Research commissioned by the short-term letting site values Airbnb's total contribution to Ireland’s gross domestic product at over €500m in 2022, with local businesses, shops and restaurants benefitting from visitors availing of Airbnb accommodation.
The Irish Economic Impact Report was compiled by Oxford Economics and found that Airbnb supported almost 5,000 jobs across the country and accounted for 6% of all nights in paid accommodation in Ireland in 2022.
"That €500m of contribution would have been money that our guests would have spent on hosts in Ireland... but also that money they would have spent in local cafés, local pubs, local restaurants," said Derek Nolan, Head of Public Policy at Airbnb Ireland.

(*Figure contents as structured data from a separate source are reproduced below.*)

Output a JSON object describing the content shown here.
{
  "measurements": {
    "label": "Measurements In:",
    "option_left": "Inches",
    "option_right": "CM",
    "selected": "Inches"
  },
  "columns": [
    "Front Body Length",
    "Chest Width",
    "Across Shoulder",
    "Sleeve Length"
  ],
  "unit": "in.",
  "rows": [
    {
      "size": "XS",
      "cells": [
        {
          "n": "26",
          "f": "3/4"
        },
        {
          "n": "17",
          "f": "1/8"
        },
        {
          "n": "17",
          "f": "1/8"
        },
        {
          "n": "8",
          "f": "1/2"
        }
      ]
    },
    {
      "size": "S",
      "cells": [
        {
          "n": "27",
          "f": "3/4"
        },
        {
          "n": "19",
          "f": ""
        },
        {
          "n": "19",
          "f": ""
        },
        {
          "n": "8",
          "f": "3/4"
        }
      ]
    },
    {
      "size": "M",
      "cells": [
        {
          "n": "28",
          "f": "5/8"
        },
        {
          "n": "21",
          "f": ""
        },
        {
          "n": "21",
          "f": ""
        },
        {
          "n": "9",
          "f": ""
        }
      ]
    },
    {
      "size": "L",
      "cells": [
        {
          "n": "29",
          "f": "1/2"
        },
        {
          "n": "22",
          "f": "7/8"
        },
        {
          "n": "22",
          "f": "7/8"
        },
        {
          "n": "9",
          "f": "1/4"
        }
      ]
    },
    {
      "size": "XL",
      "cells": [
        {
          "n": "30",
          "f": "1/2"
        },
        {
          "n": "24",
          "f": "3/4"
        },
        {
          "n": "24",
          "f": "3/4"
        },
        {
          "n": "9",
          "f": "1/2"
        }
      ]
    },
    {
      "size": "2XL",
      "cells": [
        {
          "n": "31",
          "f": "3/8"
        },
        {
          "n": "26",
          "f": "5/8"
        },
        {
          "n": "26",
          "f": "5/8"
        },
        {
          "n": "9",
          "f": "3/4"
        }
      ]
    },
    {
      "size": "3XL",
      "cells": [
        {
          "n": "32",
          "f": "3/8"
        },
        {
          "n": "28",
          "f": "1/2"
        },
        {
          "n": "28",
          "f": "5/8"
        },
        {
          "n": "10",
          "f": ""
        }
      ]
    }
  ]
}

"Interestingly, what the report shows is the vast majority of that spending is outside Dublin. 20% of it, approximately, is in Dublin, but the rest is in all of the small corners and nooks and crannys of Ireland, spreading that tourism benefit to everyone in the country."
Had visitors instead chosen to stay in a hotel or regular B&B that spending would likely have still been made in the economy.

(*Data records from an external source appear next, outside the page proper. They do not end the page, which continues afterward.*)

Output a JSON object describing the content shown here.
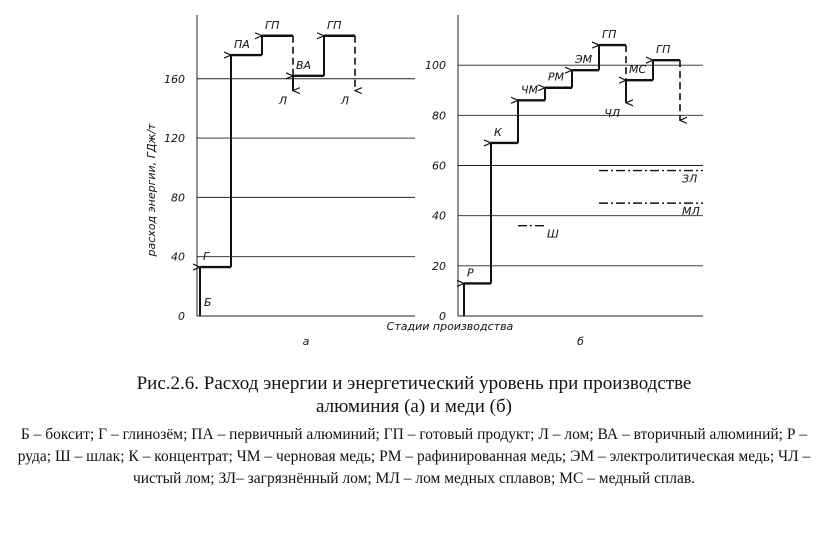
{
  "chart_data": [
    {
      "type": "step",
      "letter": "а",
      "start_label": "Б",
      "ylim": [
        0,
        203
      ],
      "yticks": [
        0,
        40,
        80,
        120,
        160
      ],
      "steps": [
        {
          "label": "Г",
          "value": 33,
          "kind": "rise"
        },
        {
          "label": "ПА",
          "value": 176,
          "kind": "rise"
        },
        {
          "label": "ГП",
          "value": 189,
          "kind": "rise"
        },
        {
          "label": "Л",
          "value": 152,
          "kind": "drop"
        },
        {
          "label": "ВА",
          "value": 162,
          "kind": "rise"
        },
        {
          "label": "ГП",
          "value": 189,
          "kind": "rise"
        },
        {
          "label": "Л",
          "value": 152,
          "kind": "drop"
        }
      ]
    },
    {
      "type": "step",
      "letter": "б",
      "ylim": [
        0,
        120
      ],
      "yticks": [
        0,
        20,
        40,
        60,
        80,
        100
      ],
      "steps": [
        {
          "label": "Р",
          "value": 13,
          "kind": "rise"
        },
        {
          "label": "К",
          "value": 69,
          "kind": "rise"
        },
        {
          "label": "ЧМ",
          "value": 86,
          "kind": "rise"
        },
        {
          "label": "РМ",
          "value": 91,
          "kind": "rise"
        },
        {
          "label": "ЭМ",
          "value": 98,
          "kind": "rise"
        },
        {
          "label": "ГП",
          "value": 108,
          "kind": "rise"
        },
        {
          "label": "ЧЛ",
          "value": 85,
          "kind": "drop"
        },
        {
          "label": "МС",
          "value": 94,
          "kind": "rise"
        },
        {
          "label": "ГП",
          "value": 102,
          "kind": "rise"
        },
        {
          "label": null,
          "value": 78,
          "kind": "drop"
        }
      ],
      "annotations": [
        {
          "label": "ЗЛ",
          "value": 58
        },
        {
          "label": "МЛ",
          "value": 45
        },
        {
          "label": "Ш",
          "value": 36
        }
      ]
    }
  ],
  "y_label": "расход энергии, ГДж/т",
  "x_label": "Стадии производства",
  "caption": {
    "title": "Рис.2.6.  Расход энергии  и энергетический  уровень при производстве алюминия (а)  и меди (б)",
    "legend": "Б – боксит; Г – глинозём; ПА – первичный алюминий; ГП – готовый продукт; Л – лом; ВА – вторичный алюминий; Р – руда; Ш –  шлак; К – концентрат; ЧМ – черновая медь; РМ – рафинированная медь; ЭМ – электролитическая медь; ЧЛ – чистый лом; ЗЛ– загрязнённый лом; МЛ – лом медных сплавов; МС – медный сплав."
  }
}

However Mr Nolan argues that the strength of Airbnb is its ability to make more parts of the economy accessible to tourists.
"I think what Airbnb has done is open up parts of the country that were never open to tourism before," he said.

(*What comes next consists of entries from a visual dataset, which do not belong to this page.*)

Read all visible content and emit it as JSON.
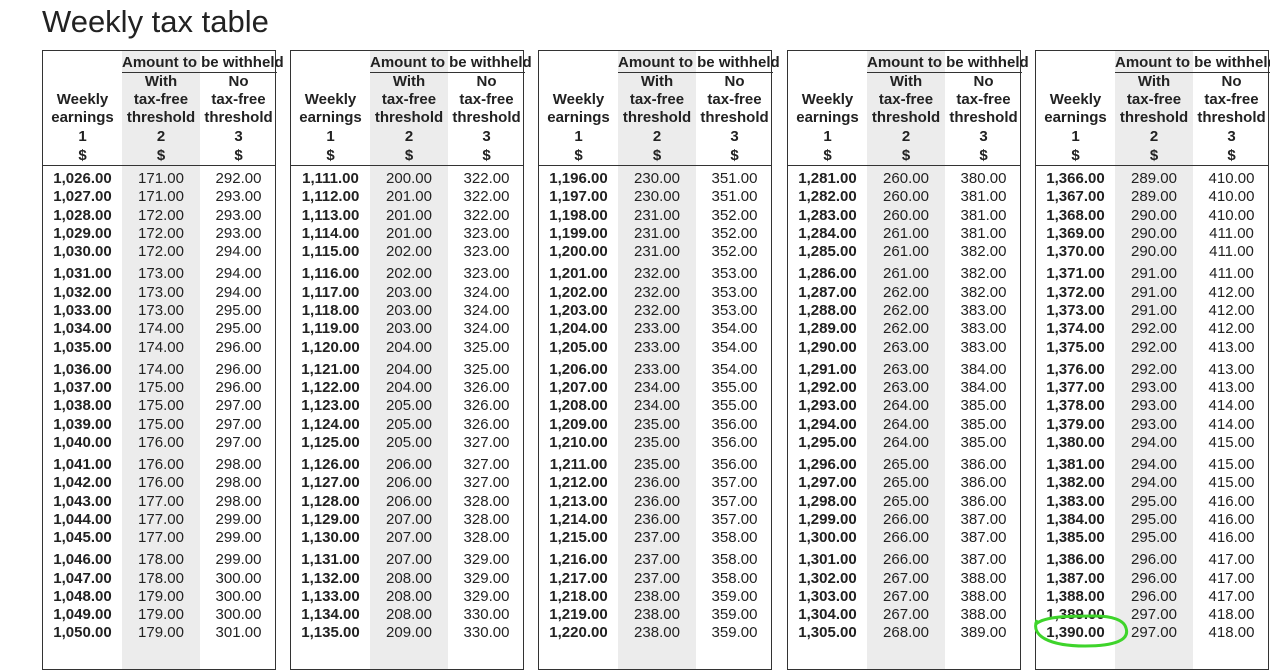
{
  "title": "Weekly tax table",
  "header": {
    "group": "Amount to be withheld",
    "col1": [
      "Weekly",
      "earnings"
    ],
    "col2": [
      "With",
      "tax-free",
      "threshold"
    ],
    "col3": [
      "No",
      "tax-free",
      "threshold"
    ],
    "numbers": [
      "1",
      "2",
      "3"
    ],
    "unit": "$"
  },
  "panels": [
    {
      "rows": [
        [
          "1,026.00",
          "171.00",
          "292.00"
        ],
        [
          "1,027.00",
          "171.00",
          "293.00"
        ],
        [
          "1,028.00",
          "172.00",
          "293.00"
        ],
        [
          "1,029.00",
          "172.00",
          "293.00"
        ],
        [
          "1,030.00",
          "172.00",
          "294.00"
        ],
        [
          "1,031.00",
          "173.00",
          "294.00"
        ],
        [
          "1,032.00",
          "173.00",
          "294.00"
        ],
        [
          "1,033.00",
          "173.00",
          "295.00"
        ],
        [
          "1,034.00",
          "174.00",
          "295.00"
        ],
        [
          "1,035.00",
          "174.00",
          "296.00"
        ],
        [
          "1,036.00",
          "174.00",
          "296.00"
        ],
        [
          "1,037.00",
          "175.00",
          "296.00"
        ],
        [
          "1,038.00",
          "175.00",
          "297.00"
        ],
        [
          "1,039.00",
          "175.00",
          "297.00"
        ],
        [
          "1,040.00",
          "176.00",
          "297.00"
        ],
        [
          "1,041.00",
          "176.00",
          "298.00"
        ],
        [
          "1,042.00",
          "176.00",
          "298.00"
        ],
        [
          "1,043.00",
          "177.00",
          "298.00"
        ],
        [
          "1,044.00",
          "177.00",
          "299.00"
        ],
        [
          "1,045.00",
          "177.00",
          "299.00"
        ],
        [
          "1,046.00",
          "178.00",
          "299.00"
        ],
        [
          "1,047.00",
          "178.00",
          "300.00"
        ],
        [
          "1,048.00",
          "179.00",
          "300.00"
        ],
        [
          "1,049.00",
          "179.00",
          "300.00"
        ],
        [
          "1,050.00",
          "179.00",
          "301.00"
        ]
      ]
    },
    {
      "rows": [
        [
          "1,111.00",
          "200.00",
          "322.00"
        ],
        [
          "1,112.00",
          "201.00",
          "322.00"
        ],
        [
          "1,113.00",
          "201.00",
          "322.00"
        ],
        [
          "1,114.00",
          "201.00",
          "323.00"
        ],
        [
          "1,115.00",
          "202.00",
          "323.00"
        ],
        [
          "1,116.00",
          "202.00",
          "323.00"
        ],
        [
          "1,117.00",
          "203.00",
          "324.00"
        ],
        [
          "1,118.00",
          "203.00",
          "324.00"
        ],
        [
          "1,119.00",
          "203.00",
          "324.00"
        ],
        [
          "1,120.00",
          "204.00",
          "325.00"
        ],
        [
          "1,121.00",
          "204.00",
          "325.00"
        ],
        [
          "1,122.00",
          "204.00",
          "326.00"
        ],
        [
          "1,123.00",
          "205.00",
          "326.00"
        ],
        [
          "1,124.00",
          "205.00",
          "326.00"
        ],
        [
          "1,125.00",
          "205.00",
          "327.00"
        ],
        [
          "1,126.00",
          "206.00",
          "327.00"
        ],
        [
          "1,127.00",
          "206.00",
          "327.00"
        ],
        [
          "1,128.00",
          "206.00",
          "328.00"
        ],
        [
          "1,129.00",
          "207.00",
          "328.00"
        ],
        [
          "1,130.00",
          "207.00",
          "328.00"
        ],
        [
          "1,131.00",
          "207.00",
          "329.00"
        ],
        [
          "1,132.00",
          "208.00",
          "329.00"
        ],
        [
          "1,133.00",
          "208.00",
          "329.00"
        ],
        [
          "1,134.00",
          "208.00",
          "330.00"
        ],
        [
          "1,135.00",
          "209.00",
          "330.00"
        ]
      ]
    },
    {
      "rows": [
        [
          "1,196.00",
          "230.00",
          "351.00"
        ],
        [
          "1,197.00",
          "230.00",
          "351.00"
        ],
        [
          "1,198.00",
          "231.00",
          "352.00"
        ],
        [
          "1,199.00",
          "231.00",
          "352.00"
        ],
        [
          "1,200.00",
          "231.00",
          "352.00"
        ],
        [
          "1,201.00",
          "232.00",
          "353.00"
        ],
        [
          "1,202.00",
          "232.00",
          "353.00"
        ],
        [
          "1,203.00",
          "232.00",
          "353.00"
        ],
        [
          "1,204.00",
          "233.00",
          "354.00"
        ],
        [
          "1,205.00",
          "233.00",
          "354.00"
        ],
        [
          "1,206.00",
          "233.00",
          "354.00"
        ],
        [
          "1,207.00",
          "234.00",
          "355.00"
        ],
        [
          "1,208.00",
          "234.00",
          "355.00"
        ],
        [
          "1,209.00",
          "235.00",
          "356.00"
        ],
        [
          "1,210.00",
          "235.00",
          "356.00"
        ],
        [
          "1,211.00",
          "235.00",
          "356.00"
        ],
        [
          "1,212.00",
          "236.00",
          "357.00"
        ],
        [
          "1,213.00",
          "236.00",
          "357.00"
        ],
        [
          "1,214.00",
          "236.00",
          "357.00"
        ],
        [
          "1,215.00",
          "237.00",
          "358.00"
        ],
        [
          "1,216.00",
          "237.00",
          "358.00"
        ],
        [
          "1,217.00",
          "237.00",
          "358.00"
        ],
        [
          "1,218.00",
          "238.00",
          "359.00"
        ],
        [
          "1,219.00",
          "238.00",
          "359.00"
        ],
        [
          "1,220.00",
          "238.00",
          "359.00"
        ]
      ]
    },
    {
      "rows": [
        [
          "1,281.00",
          "260.00",
          "380.00"
        ],
        [
          "1,282.00",
          "260.00",
          "381.00"
        ],
        [
          "1,283.00",
          "260.00",
          "381.00"
        ],
        [
          "1,284.00",
          "261.00",
          "381.00"
        ],
        [
          "1,285.00",
          "261.00",
          "382.00"
        ],
        [
          "1,286.00",
          "261.00",
          "382.00"
        ],
        [
          "1,287.00",
          "262.00",
          "382.00"
        ],
        [
          "1,288.00",
          "262.00",
          "383.00"
        ],
        [
          "1,289.00",
          "262.00",
          "383.00"
        ],
        [
          "1,290.00",
          "263.00",
          "383.00"
        ],
        [
          "1,291.00",
          "263.00",
          "384.00"
        ],
        [
          "1,292.00",
          "263.00",
          "384.00"
        ],
        [
          "1,293.00",
          "264.00",
          "385.00"
        ],
        [
          "1,294.00",
          "264.00",
          "385.00"
        ],
        [
          "1,295.00",
          "264.00",
          "385.00"
        ],
        [
          "1,296.00",
          "265.00",
          "386.00"
        ],
        [
          "1,297.00",
          "265.00",
          "386.00"
        ],
        [
          "1,298.00",
          "265.00",
          "386.00"
        ],
        [
          "1,299.00",
          "266.00",
          "387.00"
        ],
        [
          "1,300.00",
          "266.00",
          "387.00"
        ],
        [
          "1,301.00",
          "266.00",
          "387.00"
        ],
        [
          "1,302.00",
          "267.00",
          "388.00"
        ],
        [
          "1,303.00",
          "267.00",
          "388.00"
        ],
        [
          "1,304.00",
          "267.00",
          "388.00"
        ],
        [
          "1,305.00",
          "268.00",
          "389.00"
        ]
      ]
    },
    {
      "rows": [
        [
          "1,366.00",
          "289.00",
          "410.00"
        ],
        [
          "1,367.00",
          "289.00",
          "410.00"
        ],
        [
          "1,368.00",
          "290.00",
          "410.00"
        ],
        [
          "1,369.00",
          "290.00",
          "411.00"
        ],
        [
          "1,370.00",
          "290.00",
          "411.00"
        ],
        [
          "1,371.00",
          "291.00",
          "411.00"
        ],
        [
          "1,372.00",
          "291.00",
          "412.00"
        ],
        [
          "1,373.00",
          "291.00",
          "412.00"
        ],
        [
          "1,374.00",
          "292.00",
          "412.00"
        ],
        [
          "1,375.00",
          "292.00",
          "413.00"
        ],
        [
          "1,376.00",
          "292.00",
          "413.00"
        ],
        [
          "1,377.00",
          "293.00",
          "413.00"
        ],
        [
          "1,378.00",
          "293.00",
          "414.00"
        ],
        [
          "1,379.00",
          "293.00",
          "414.00"
        ],
        [
          "1,380.00",
          "294.00",
          "415.00"
        ],
        [
          "1,381.00",
          "294.00",
          "415.00"
        ],
        [
          "1,382.00",
          "294.00",
          "415.00"
        ],
        [
          "1,383.00",
          "295.00",
          "416.00"
        ],
        [
          "1,384.00",
          "295.00",
          "416.00"
        ],
        [
          "1,385.00",
          "295.00",
          "416.00"
        ],
        [
          "1,386.00",
          "296.00",
          "417.00"
        ],
        [
          "1,387.00",
          "296.00",
          "417.00"
        ],
        [
          "1,388.00",
          "296.00",
          "417.00"
        ],
        [
          "1,389.00",
          "297.00",
          "418.00"
        ],
        [
          "1,390.00",
          "297.00",
          "418.00"
        ]
      ]
    }
  ]
}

"There are parts of the country that don't have a hotel, now you have little cottages on laneways and people sharing their home in small villages that just don't have that."
Mr Nolan also argues that the tightness in the tourism market last year means that many of those who used Airbnb may not have come at all if it was not available.
"I think 2022 was an interesting year in that we had real tight capacity in the tourism market," he said. "You can argue that a lot of that spend wouldn't have happened without the ability of Irish people to share their homes on platforms such as Airbnb."
Airbnb has faced criticism for its impact on the wider property market, with opponents arguing that it has pulled accommodation out of the long-term rental market.
In recent years the Government has moved to restrict the short-term letting of houses and apartments in a bid to address the housing shortage.
In 2019, a regulation was introduced which required the permission of a local authority if a property was being rented out on a short-term basis for more than 90 days a year in a rent pressure zone.
Mr Nolan said everyone accepted that housing was a priority for Ireland, but said it was a "fallacy" to suggest that Airbnb was the cause.
However he said it was vital that the rules around short-term lets were enforced, and he said a national registration system was required to make that happen.
"I think it's important we get that sooner rather than later", he said.
The Government is currently working on this kind of a system, but progress has been paused until the end of the year following an intervention by the European Commission.